ПЕРВАЯ «ПОЛОВИНА» – революционеры царских времен. Люди одержимые, идеалисты, шедшие на каторгу ради воплощения своих благородных в основе идей создания общества всеобщей справедливости и благоденствия. Эти революционеры, глубоко веря в силу человеческого разума, способного покорить и преобразовать Землю, творили по принципу: «Не ждать милостей от Природы! Взять их– наша задача!» А многие: «Железной рукой заставить людей войти в социализм!» Только сейчас, на восьмом десятке жизни нашего общества, для советских людей наступает прозрение: человечество – часть Природы, и переделать его столь же сложно, как изменить среду нашего обитания, точнее говоря, невозможно. Все, созданные до сих пор умами человеческими теории различных «социализмов» (от утопического, через национал-социализм, до «перестроечного»), находятся в вопиющем противоречии с естеством человека и поэтому обречены на погибель. В это не могли поверить революционеры-идеалисты, в это до сих пор не хотят верить марксисты-материалисты.
В конечном счете революционеры царских времен, захватив власть в семнадцатом году и сев в министерские кресла, перегрызлись в борьбе за право создать общество по своему идейному замыслу, и к середине 30-х годов один за другим, каждый по– своему, ложились на илистое дно Леты.

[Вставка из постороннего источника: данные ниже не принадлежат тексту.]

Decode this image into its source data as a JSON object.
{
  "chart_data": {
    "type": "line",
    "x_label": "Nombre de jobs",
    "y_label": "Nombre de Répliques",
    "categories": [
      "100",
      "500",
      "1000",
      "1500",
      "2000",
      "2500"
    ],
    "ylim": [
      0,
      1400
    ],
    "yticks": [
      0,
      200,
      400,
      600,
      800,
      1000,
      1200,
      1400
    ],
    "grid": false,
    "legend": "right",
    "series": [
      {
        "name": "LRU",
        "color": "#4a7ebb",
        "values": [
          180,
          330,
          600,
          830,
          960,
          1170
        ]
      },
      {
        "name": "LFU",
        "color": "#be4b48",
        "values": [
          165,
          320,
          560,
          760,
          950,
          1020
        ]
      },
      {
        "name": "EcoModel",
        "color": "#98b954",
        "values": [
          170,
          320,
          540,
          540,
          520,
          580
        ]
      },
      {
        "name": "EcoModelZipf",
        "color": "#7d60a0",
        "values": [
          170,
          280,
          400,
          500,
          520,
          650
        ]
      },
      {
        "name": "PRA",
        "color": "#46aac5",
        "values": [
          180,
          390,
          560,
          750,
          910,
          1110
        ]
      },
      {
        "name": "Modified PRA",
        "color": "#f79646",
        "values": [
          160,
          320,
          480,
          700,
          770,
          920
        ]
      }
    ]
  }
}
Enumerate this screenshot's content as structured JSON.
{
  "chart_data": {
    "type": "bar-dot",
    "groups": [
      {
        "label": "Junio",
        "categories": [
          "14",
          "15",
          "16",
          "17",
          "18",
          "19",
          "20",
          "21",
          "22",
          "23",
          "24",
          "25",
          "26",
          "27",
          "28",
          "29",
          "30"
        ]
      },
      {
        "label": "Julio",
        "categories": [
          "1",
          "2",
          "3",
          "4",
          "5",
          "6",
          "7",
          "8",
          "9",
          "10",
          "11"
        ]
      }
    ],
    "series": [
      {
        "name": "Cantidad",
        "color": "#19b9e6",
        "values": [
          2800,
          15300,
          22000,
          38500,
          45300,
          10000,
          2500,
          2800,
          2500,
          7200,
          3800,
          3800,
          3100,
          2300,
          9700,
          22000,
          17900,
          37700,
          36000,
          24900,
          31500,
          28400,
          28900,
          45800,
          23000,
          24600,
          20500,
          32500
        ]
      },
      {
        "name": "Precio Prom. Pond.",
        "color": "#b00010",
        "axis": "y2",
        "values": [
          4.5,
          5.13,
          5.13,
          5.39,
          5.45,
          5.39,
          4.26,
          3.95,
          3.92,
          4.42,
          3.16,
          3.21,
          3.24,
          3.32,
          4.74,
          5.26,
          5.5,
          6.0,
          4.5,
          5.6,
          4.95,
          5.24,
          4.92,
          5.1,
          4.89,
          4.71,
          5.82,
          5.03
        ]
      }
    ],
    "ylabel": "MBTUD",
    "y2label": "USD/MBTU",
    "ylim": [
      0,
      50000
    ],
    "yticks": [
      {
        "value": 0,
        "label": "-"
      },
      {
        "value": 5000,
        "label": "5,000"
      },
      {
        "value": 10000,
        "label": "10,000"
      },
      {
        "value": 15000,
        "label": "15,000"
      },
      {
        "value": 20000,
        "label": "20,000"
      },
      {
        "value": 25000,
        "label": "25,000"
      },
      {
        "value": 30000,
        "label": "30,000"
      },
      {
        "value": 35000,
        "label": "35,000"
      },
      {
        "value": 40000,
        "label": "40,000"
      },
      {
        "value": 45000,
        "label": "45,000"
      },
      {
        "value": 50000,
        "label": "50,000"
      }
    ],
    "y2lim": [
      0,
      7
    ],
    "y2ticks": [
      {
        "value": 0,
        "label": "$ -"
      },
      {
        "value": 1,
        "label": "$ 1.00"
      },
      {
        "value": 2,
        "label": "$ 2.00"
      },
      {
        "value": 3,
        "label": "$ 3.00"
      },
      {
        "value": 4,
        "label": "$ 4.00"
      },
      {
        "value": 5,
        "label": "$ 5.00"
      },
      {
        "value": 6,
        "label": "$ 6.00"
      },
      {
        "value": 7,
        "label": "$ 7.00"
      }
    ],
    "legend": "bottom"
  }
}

ВТОРУЮ «ПОЛОВИНУ» составили люди, пришедшие к власти на гребне революционного вала. Это пена революции. У них не было светлых идей подвижников-революционеров. Перед глазами маячила лишь ненасытная жажда денег и власти. Как правило, они выходцы из беднейшего крестьянства – батраки и бедняки, либо деклассированные люмпен-пролетарии. Заняв места царской элиты, никто из них уже не хотел возвращаться назад в беспросветную деревенскую бедность. Да и не могло быть этого возврата. Отказ от борьбы при создавшейся системе означал отказ от жизни. Платить приходилось дорого: предавали матерей, отцов, детей, жен, по первому приказу рвали на части друзей, лизали задницы палачам… Ничего святого!.. Бога нет!.. Оставались лишь животные чувства пищи и секса («сладкой жизни»).
Может быть я сгущаю краски?
Как-то мне попались на глаза воспоминания двоюродной внучки Николая Чаплина – Генерального секретаря комсомола СССР (тоже одно время жившего в нашем доме), опубликованные в журнале «Смена» (№ 15, 1988). Его судьба характерна для второй «половины», поэтому я позволю себе несколько подробней остановиться на ней.
Николай родился в 1902 г. в семье многодетного священника из захудалого прихода Смоленской епархии. В 1917 году, бросив учебу в реальном училище Смоленска, он «с головой ударился в революцию». Вскоре пришла головокружительная карьера: в 20-м – председатель Смоленского комитета комсомола, в 21-м – секретарь губкома в Тюмени; оттуда Николай был направлен в Москву секретарем «Цекамола», в 24-м он уже «Первый», а затем Генеральный секретарь Комсомола.
В 1928 г., как «скромно» пишет внучка, Чаплин «простился с комсомолом, с друзьями определился на торговое судно и помощником кочегара отбыл в Европу». Чёрт-те что! Это Генеральный-то секретарь ВЛКСМ! Кочегарство, вероятно, не подошло Николаю. В начале 30-х годов он становится Председателем Всекопита СССР, как пишет внучка, «руководит общественным питанием страны». Как неудавшийся кочегар «руководил», свидетельствуют сегодня обнародованные архивные материалы о гибели в 1931–1932 гг. от голода миллионов (!) его сородичей.
В 1932 г. Киров сказал: «В Ленинград скоро приедет отличный работник». И «в огромном доме на Каменноостровском проспекте (это все тот же наш дом – Б. М.) поселился Николай Чаплин – начальник политуправления Мурманской ж. д.».
В июне 1937 года уже Сталин сказал: «Пора тебе, Чаплин, выходить на большую дорогу». Через несколько дней этой дорогой оказался путь на Лубянку, куда его, начальника Юго-восточной ж. д., доставили ночью 29 июня и вскоре там же расстреляли…
В восемнадцать лет Чаплин писал: «Я горы готов свернуть». И он действительно «ворочал горы», не замечая, а, может быть, и не думая о гибели миллионов людей, населявших их.